8. City Council shall appoint a new Poet Laureate before the term of the outgoing Poet Laureate expires (when possible.)
9. The leaving Poet Laureate may choose to give a State of Poetry address to the City Council.
10. There will be a poetry reading to honor the naming of the new Belfast Poet Laureate on New Years Eve (or at another date).

Respectfully submitted: Elizabeth W Garber, past Belfast Poet Laureate, chair for the 2011 Belfast Poet Laureate Committee comprised of: Roger Lee, Belfast City Council representative; Denise Pendleton, life-long Belfast resident and staff at the Maine Humanities Council; John Bielenberg Senior from the performing arts community; Brenda Harrington, Belfast Free Library; and Joshua Bodwell, Executive Director of the Maine Writers and Publishers Alliance.
(Revision of the previous Poet Laureate Document June 19, 2007)

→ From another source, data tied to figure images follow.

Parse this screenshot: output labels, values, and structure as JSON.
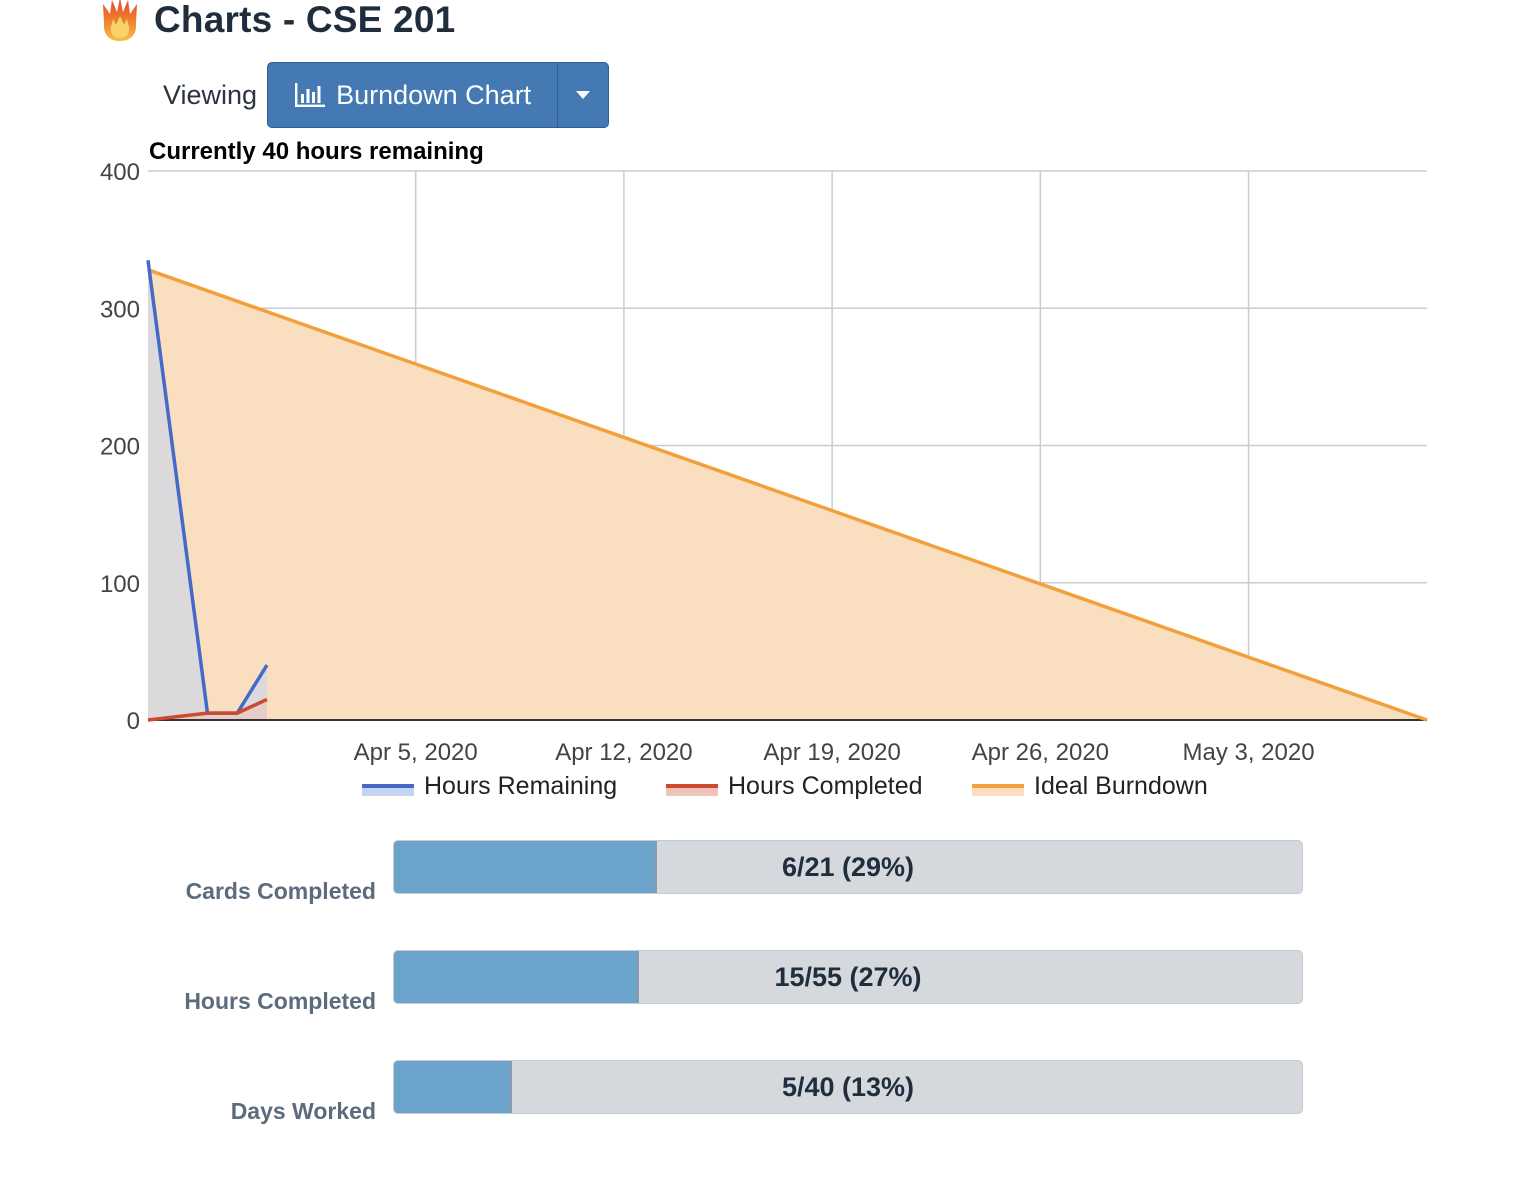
{
  "header": {
    "title": "Charts - CSE 201",
    "logo_icon": "flame-icon"
  },
  "viewing": {
    "label": "Viewing",
    "selected": "Burndown Chart",
    "icon": "bar-chart-icon",
    "caret_icon": "caret-down-icon"
  },
  "chart_data": {
    "type": "area",
    "title": "Currently 40 hours remaining",
    "xlabel": "",
    "ylabel": "",
    "ylim": [
      0,
      400
    ],
    "yticks": [
      "0",
      "100",
      "200",
      "300",
      "400"
    ],
    "xlim": [
      "2020-03-27",
      "2020-05-09"
    ],
    "xticks": [
      {
        "date": "2020-04-05",
        "label": "Apr 5, 2020"
      },
      {
        "date": "2020-04-12",
        "label": "Apr 12, 2020"
      },
      {
        "date": "2020-04-19",
        "label": "Apr 19, 2020"
      },
      {
        "date": "2020-04-26",
        "label": "Apr 26, 2020"
      },
      {
        "date": "2020-05-03",
        "label": "May 3, 2020"
      }
    ],
    "grid": true,
    "legend_position": "bottom",
    "series": [
      {
        "name": "Hours Remaining",
        "color": "#4569c6",
        "fill": "#c5d4f2",
        "points": [
          {
            "x": "2020-03-27",
            "y": 335
          },
          {
            "x": "2020-03-29",
            "y": 5
          },
          {
            "x": "2020-03-30",
            "y": 5
          },
          {
            "x": "2020-03-31",
            "y": 40
          }
        ]
      },
      {
        "name": "Hours Completed",
        "color": "#cc4a32",
        "fill": "#efc3b7",
        "points": [
          {
            "x": "2020-03-27",
            "y": 0
          },
          {
            "x": "2020-03-29",
            "y": 5
          },
          {
            "x": "2020-03-30",
            "y": 5
          },
          {
            "x": "2020-03-31",
            "y": 15
          }
        ]
      },
      {
        "name": "Ideal Burndown",
        "color": "#f2a03b",
        "fill": "#f9dfc0",
        "points": [
          {
            "x": "2020-03-27",
            "y": 328
          },
          {
            "x": "2020-05-09",
            "y": 0
          }
        ]
      }
    ]
  },
  "progress": [
    {
      "label": "Cards Completed",
      "text": "6/21 (29%)",
      "fraction": 0.29
    },
    {
      "label": "Hours Completed",
      "text": "15/55 (27%)",
      "fraction": 0.27
    },
    {
      "label": "Days Worked",
      "text": "5/40 (13%)",
      "fraction": 0.13
    }
  ]
}
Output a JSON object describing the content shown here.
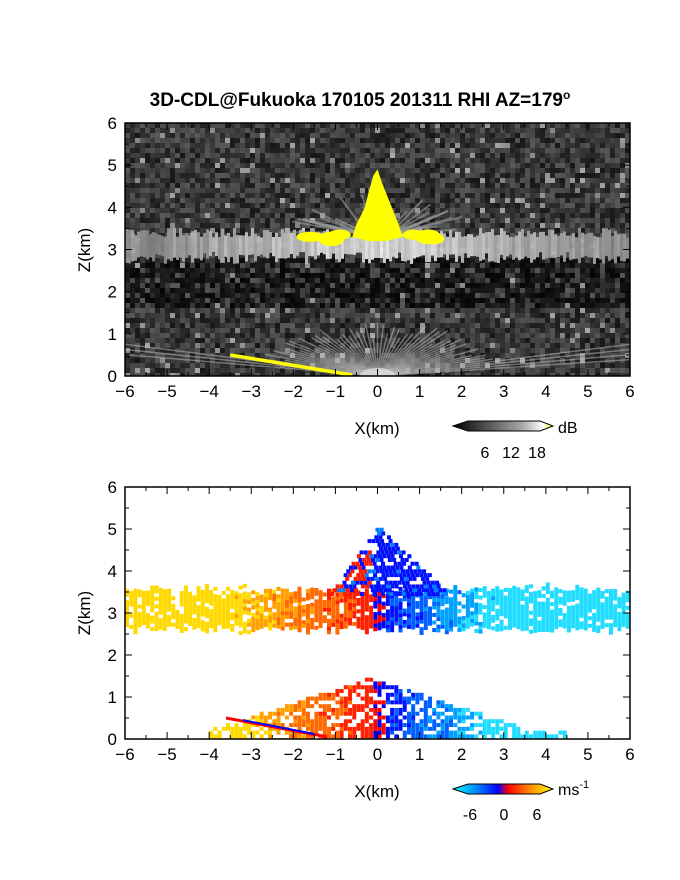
{
  "title": "3D-CDL@Fukuoka 170105 201311 RHI AZ=179",
  "title_suffix": "o",
  "chart_data": [
    {
      "type": "heatmap",
      "panel": "reflectivity",
      "xlabel": "X(km)",
      "ylabel": "Z(km)",
      "xlim": [
        -6,
        6
      ],
      "ylim": [
        0,
        6
      ],
      "xticks": [
        "-6",
        "-5",
        "-4",
        "-3",
        "-2",
        "-1",
        "0",
        "1",
        "2",
        "3",
        "4",
        "5",
        "6"
      ],
      "yticks": [
        "0",
        "1",
        "2",
        "3",
        "4",
        "5",
        "6"
      ],
      "colorbar": {
        "unit": "dB",
        "ticks": [
          "6",
          "12",
          "18"
        ],
        "colors": [
          "#000000",
          "#555555",
          "#aaaaaa",
          "#ffffff",
          "#ffff00"
        ]
      },
      "features": {
        "cloud_layer_km": [
          2.8,
          3.4
        ],
        "bright_core_x_km": [
          -0.6,
          0.6
        ],
        "bright_core_top_km": 4.9,
        "ground_clutter_x_km": [
          -3.5,
          -0.6
        ],
        "background": "noise"
      }
    },
    {
      "type": "heatmap",
      "panel": "doppler_velocity",
      "xlabel": "X(km)",
      "ylabel": "Z(km)",
      "xlim": [
        -6,
        6
      ],
      "ylim": [
        0,
        6
      ],
      "xticks": [
        "-6",
        "-5",
        "-4",
        "-3",
        "-2",
        "-1",
        "0",
        "1",
        "2",
        "3",
        "4",
        "5",
        "6"
      ],
      "yticks": [
        "0",
        "1",
        "2",
        "3",
        "4",
        "5",
        "6"
      ],
      "colorbar": {
        "unit": "ms",
        "unit_exponent": "-1",
        "ticks": [
          "-6",
          "0",
          "6"
        ],
        "colors": [
          "#00ffff",
          "#0080ff",
          "#0000ff",
          "#ff0000",
          "#ff8000",
          "#ffff00"
        ]
      },
      "features": {
        "cloud_layer_km": [
          2.7,
          3.6
        ],
        "updraft_top_km": 5.1,
        "lower_echo_km": [
          0,
          1.5
        ],
        "lower_echo_x_km": [
          -4.0,
          4.5
        ],
        "velocity_sign": "negative_x_warm_colors"
      }
    }
  ]
}
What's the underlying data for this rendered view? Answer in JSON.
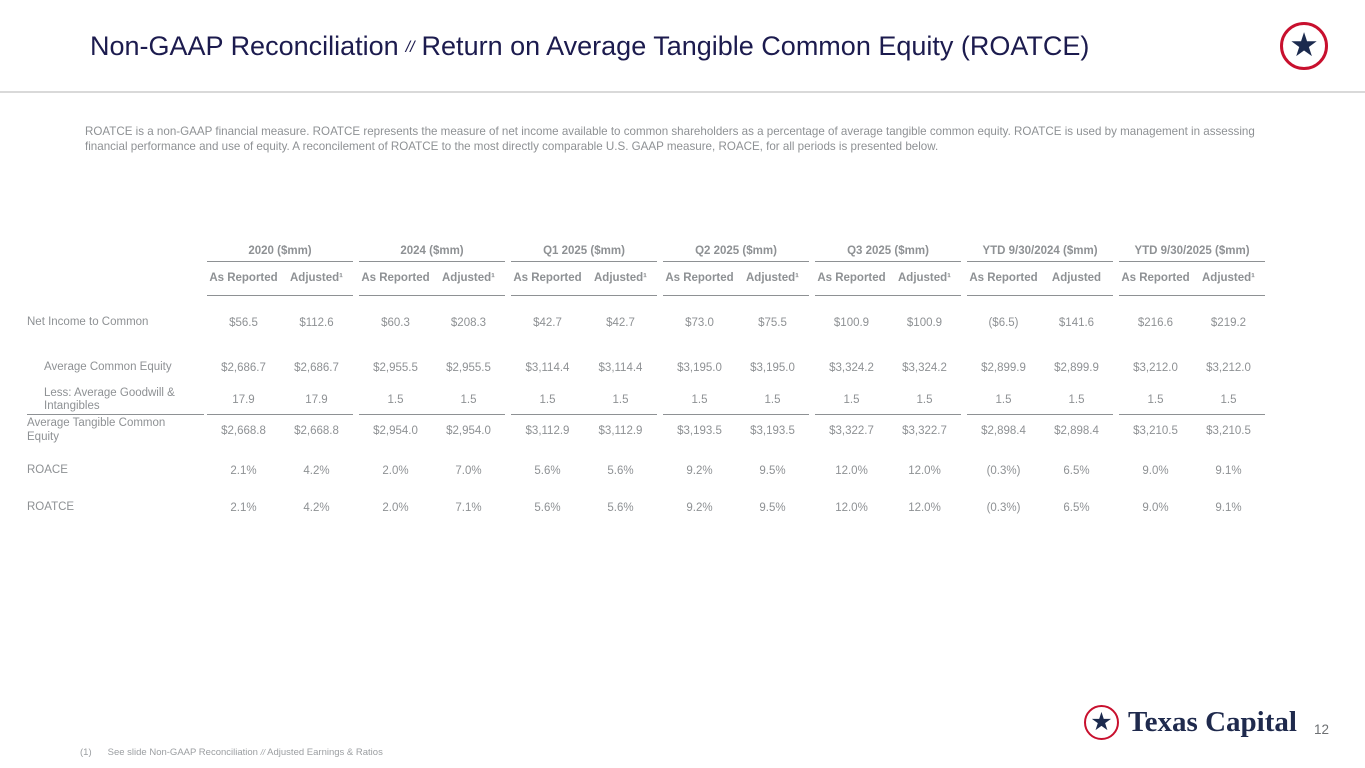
{
  "header": {
    "title_left": "Non-GAAP Reconciliation",
    "title_separator": "//",
    "title_right": "Return on Average Tangible Common Equity (ROATCE)"
  },
  "intro_paragraph": "ROATCE is a non-GAAP financial measure.  ROATCE represents the measure of net income available to common shareholders as a percentage of average tangible common equity.  ROATCE is used by management in assessing financial performance and use of equity.  A reconcilement of ROATCE to the most directly comparable U.S. GAAP measure, ROACE, for all periods is presented below.",
  "table": {
    "column_groups": [
      {
        "label": "2020 ($mm)",
        "subcolumns": [
          "As Reported",
          "Adjusted¹"
        ]
      },
      {
        "label": "2024 ($mm)",
        "subcolumns": [
          "As Reported",
          "Adjusted¹"
        ]
      },
      {
        "label": "Q1 2025 ($mm)",
        "subcolumns": [
          "As Reported",
          "Adjusted¹"
        ]
      },
      {
        "label": "Q2 2025 ($mm)",
        "subcolumns": [
          "As Reported",
          "Adjusted¹"
        ]
      },
      {
        "label": "Q3 2025 ($mm)",
        "subcolumns": [
          "As Reported",
          "Adjusted¹"
        ]
      },
      {
        "label": "YTD 9/30/2024 ($mm)",
        "subcolumns": [
          "As Reported",
          "Adjusted"
        ]
      },
      {
        "label": "YTD 9/30/2025 ($mm)",
        "subcolumns": [
          "As Reported",
          "Adjusted¹"
        ]
      }
    ],
    "rows": [
      {
        "label": "Net Income to Common",
        "indent": false,
        "total_line_above": false,
        "values": [
          "$56.5",
          "$112.6",
          "$60.3",
          "$208.3",
          "$42.7",
          "$42.7",
          "$73.0",
          "$75.5",
          "$100.9",
          "$100.9",
          "($6.5)",
          "$141.6",
          "$216.6",
          "$219.2"
        ]
      },
      {
        "label": "Average Common Equity",
        "indent": true,
        "total_line_above": false,
        "values": [
          "$2,686.7",
          "$2,686.7",
          "$2,955.5",
          "$2,955.5",
          "$3,114.4",
          "$3,114.4",
          "$3,195.0",
          "$3,195.0",
          "$3,324.2",
          "$3,324.2",
          "$2,899.9",
          "$2,899.9",
          "$3,212.0",
          "$3,212.0"
        ]
      },
      {
        "label": "Less: Average Goodwill & Intangibles",
        "indent": true,
        "total_line_above": false,
        "values": [
          "17.9",
          "17.9",
          "1.5",
          "1.5",
          "1.5",
          "1.5",
          "1.5",
          "1.5",
          "1.5",
          "1.5",
          "1.5",
          "1.5",
          "1.5",
          "1.5"
        ]
      },
      {
        "label": "Average Tangible Common Equity",
        "indent": false,
        "total_line_above": true,
        "values": [
          "$2,668.8",
          "$2,668.8",
          "$2,954.0",
          "$2,954.0",
          "$3,112.9",
          "$3,112.9",
          "$3,193.5",
          "$3,193.5",
          "$3,322.7",
          "$3,322.7",
          "$2,898.4",
          "$2,898.4",
          "$3,210.5",
          "$3,210.5"
        ]
      },
      {
        "label": "ROACE",
        "indent": false,
        "total_line_above": false,
        "values": [
          "2.1%",
          "4.2%",
          "2.0%",
          "7.0%",
          "5.6%",
          "5.6%",
          "9.2%",
          "9.5%",
          "12.0%",
          "12.0%",
          "(0.3%)",
          "6.5%",
          "9.0%",
          "9.1%"
        ]
      },
      {
        "label": "ROATCE",
        "indent": false,
        "total_line_above": false,
        "values": [
          "2.1%",
          "4.2%",
          "2.0%",
          "7.1%",
          "5.6%",
          "5.6%",
          "9.2%",
          "9.5%",
          "12.0%",
          "12.0%",
          "(0.3%)",
          "6.5%",
          "9.0%",
          "9.1%"
        ]
      }
    ]
  },
  "footnote": {
    "marker": "(1)",
    "text_before_sep": "See slide Non-GAAP Reconciliation",
    "separator": "//",
    "text_after_sep": "Adjusted Earnings & Ratios"
  },
  "brand": {
    "star": "★",
    "name": "Texas Capital",
    "page_number": "12",
    "red": "#c8102e",
    "navy": "#1b2a4e"
  }
}
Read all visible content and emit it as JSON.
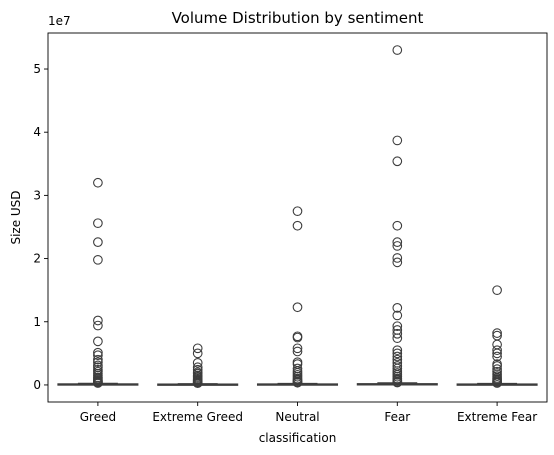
{
  "chart_data": {
    "type": "box",
    "title": "Volume Distribution by sentiment",
    "xlabel": "classification",
    "ylabel": "Size USD",
    "y_offset_label": "1e7",
    "y_scale_factor": 10000000,
    "categories": [
      "Greed",
      "Extreme Greed",
      "Neutral",
      "Fear",
      "Extreme Fear"
    ],
    "ylim": [
      -2700000,
      55700000
    ],
    "y_ticks": [
      0,
      10000000,
      20000000,
      30000000,
      40000000,
      50000000
    ],
    "y_tick_labels": [
      "0",
      "1",
      "2",
      "3",
      "4",
      "5"
    ],
    "grid": false,
    "box_color": "#1f77b4",
    "line_color": "#3d3d3d",
    "series": [
      {
        "category": "Greed",
        "q1": 0,
        "median": 50000,
        "q3": 120000,
        "whisker_low": 0,
        "whisker_high": 250000,
        "fliers": [
          32000000,
          25600000,
          22600000,
          19800000,
          10200000,
          9400000,
          6900000,
          5100000,
          4700000,
          4000000,
          3600000,
          3100000,
          2800000,
          2400000,
          2100000,
          1800000,
          1500000,
          1200000,
          1000000,
          800000,
          650000,
          500000,
          400000,
          300000
        ]
      },
      {
        "category": "Extreme Greed",
        "q1": 0,
        "median": 40000,
        "q3": 90000,
        "whisker_low": 0,
        "whisker_high": 200000,
        "fliers": [
          5800000,
          5000000,
          3500000,
          2800000,
          2400000,
          2000000,
          1800000,
          1500000,
          1300000,
          1100000,
          900000,
          750000,
          600000,
          450000,
          350000,
          280000
        ]
      },
      {
        "category": "Neutral",
        "q1": 0,
        "median": 45000,
        "q3": 110000,
        "whisker_low": 0,
        "whisker_high": 240000,
        "fliers": [
          27500000,
          25200000,
          12300000,
          7700000,
          7500000,
          5800000,
          5300000,
          3600000,
          3300000,
          2600000,
          2200000,
          1900000,
          1600000,
          1300000,
          1000000,
          800000,
          600000,
          450000,
          350000
        ]
      },
      {
        "category": "Fear",
        "q1": 0,
        "median": 60000,
        "q3": 150000,
        "whisker_low": 0,
        "whisker_high": 330000,
        "fliers": [
          53000000,
          38700000,
          35400000,
          25200000,
          22600000,
          22000000,
          20100000,
          19400000,
          12200000,
          11000000,
          9300000,
          8700000,
          8100000,
          7400000,
          5500000,
          5000000,
          4500000,
          4000000,
          3500000,
          3000000,
          2600000,
          2200000,
          1900000,
          1600000,
          1300000,
          1000000,
          800000,
          600000,
          450000,
          380000
        ]
      },
      {
        "category": "Extreme Fear",
        "q1": 0,
        "median": 45000,
        "q3": 100000,
        "whisker_low": 0,
        "whisker_high": 230000,
        "fliers": [
          15000000,
          8200000,
          7800000,
          6400000,
          5500000,
          5000000,
          4500000,
          3300000,
          3000000,
          2500000,
          2100000,
          1700000,
          1400000,
          1100000,
          900000,
          700000,
          550000,
          400000,
          300000
        ]
      }
    ]
  }
}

2021 Poet Laureate-Judy Kaber Biography

Belfast resident Judy Kaber will serve as Belfast Poet Laureate from April 2021 through December 2022. Judy has long been active in Belfast poetry circles and has published poems in numerous journals, both print and electronic, including The Guardian, Crab Creek Review, The Café Review and Off the Coast. Her work has also appeared or is forthcoming in a number of anthologies including Balancing Act 2, Enough! Poems of Resistance and Protest, and Wait: Poems from the Pandemic. Her contest credits include the Belfast Postmark Poetry Contest in 2009, the Larry Kramer Memorial Chapbook Contest in 2011, and second place in the 2016 Muriel Craft Bailey Poetry Contest judged by Marge Piercy. She has published three chapbooks: Renaming the Seasons, In Sleep We Are All the Same, and A Pandemic Alphabet.

Judy currently serves as leader of the Wheelbarrow School of Poetry at which she organizes critiquing and offers weekly prompts. She hopes to continue serving as contact person for the Gather, an occasional meeting of writing enthusiasts sponsored by the Maine Writers and Publishers Alliance. She has been an active member of the Belfast poetry community since Bern Porter held poetry festivals at his Institute for Advanced Thinking in the 1980s. Belfast already has a reputation for being a center of poetry in the state, a place where all voices are heard and respected. Judy pledges to organize readings and reach out to audiences in myriad ways.